13/09/2018 16:29Imprimer l’article
Le secrétaire de la section de Dijon du Parti Socialiste dénonce notamment un plan «pauvre en moyens et en considérations».
Communiqué d’Antoine Hoareau,
secrétaire de la section de Dijon du Parti Socialiste :


«Le Président de la République nous avait habitué à un discours sur la responsabilité individuelle dans la pauvreté. Le précaire était l'unique responsable de sa situation et en plus il coûtait "un pognon de dingue". Revirement total de langage ce matin lors du discours annonçant le plan pauvreté. Ce changement de paradigme ne cache néanmoins pas la pauvreté d'un plan voulant pourtant l'éradiquer.

Si ambitieux soit-il, le plan pauvreté est annoncé avec un budget de seulement 8 milliards d'euros sur 4 ans, soit 2 milliards par an. Comparés aux 25 milliards d'euros de cadeaux fiscaux offerts aux plus fortunés, les priorités du Président sont clairement affichées. Et d'où viennent les 8 milliards du plan pauvreté sur 4 ans ? Des 8 milliards d'économies sur 2 ans pour les APL, les prestations familiales et les retraites. Un beau discours pour zéro euro sur le dos des plus fragiles. La lutte contre la pauvreté est une nécessité absolue avec laquelle on ne doit pas, on ne peut pas, jouer pour cacher sa politique de "président des riches".
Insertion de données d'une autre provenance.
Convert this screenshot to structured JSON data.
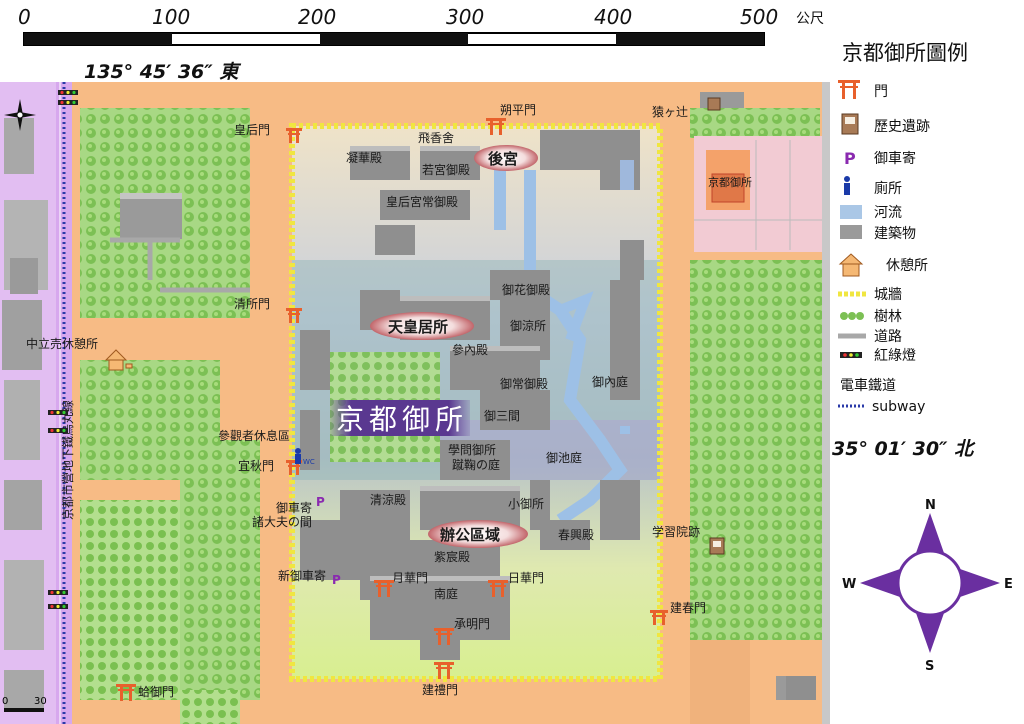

Le discours de ce matin se heurte au bilan des 18 derniers mois. Nous aimerions croire en la parole du Président mais comment s'y fier au regard de la politique sociale du gouvernement après la hausse de la CSG pour les retraités, la désindexation des pensions de retraites, la diminution des APL, le gel du SMIC, la suppression massive de postes de fonctionnaire, la suppression de l'ISF ? Et la liste n'est pas exhaustive.
Le Président de la République a demandé une mobilisation de tous les acteurs concernés, en particulier des collectivités locales. Mais comment créer de nouvelles places en crèches, comment développer l'action des CCAS, quand en même temps le gouvernement limite drastiquement leurs marges financières les accusant de trop faire et trop dépenser.
Le plan pauvreté pourrait être un beau programme s'il n'était pas un plan si pauvre en moyens et en considérations.»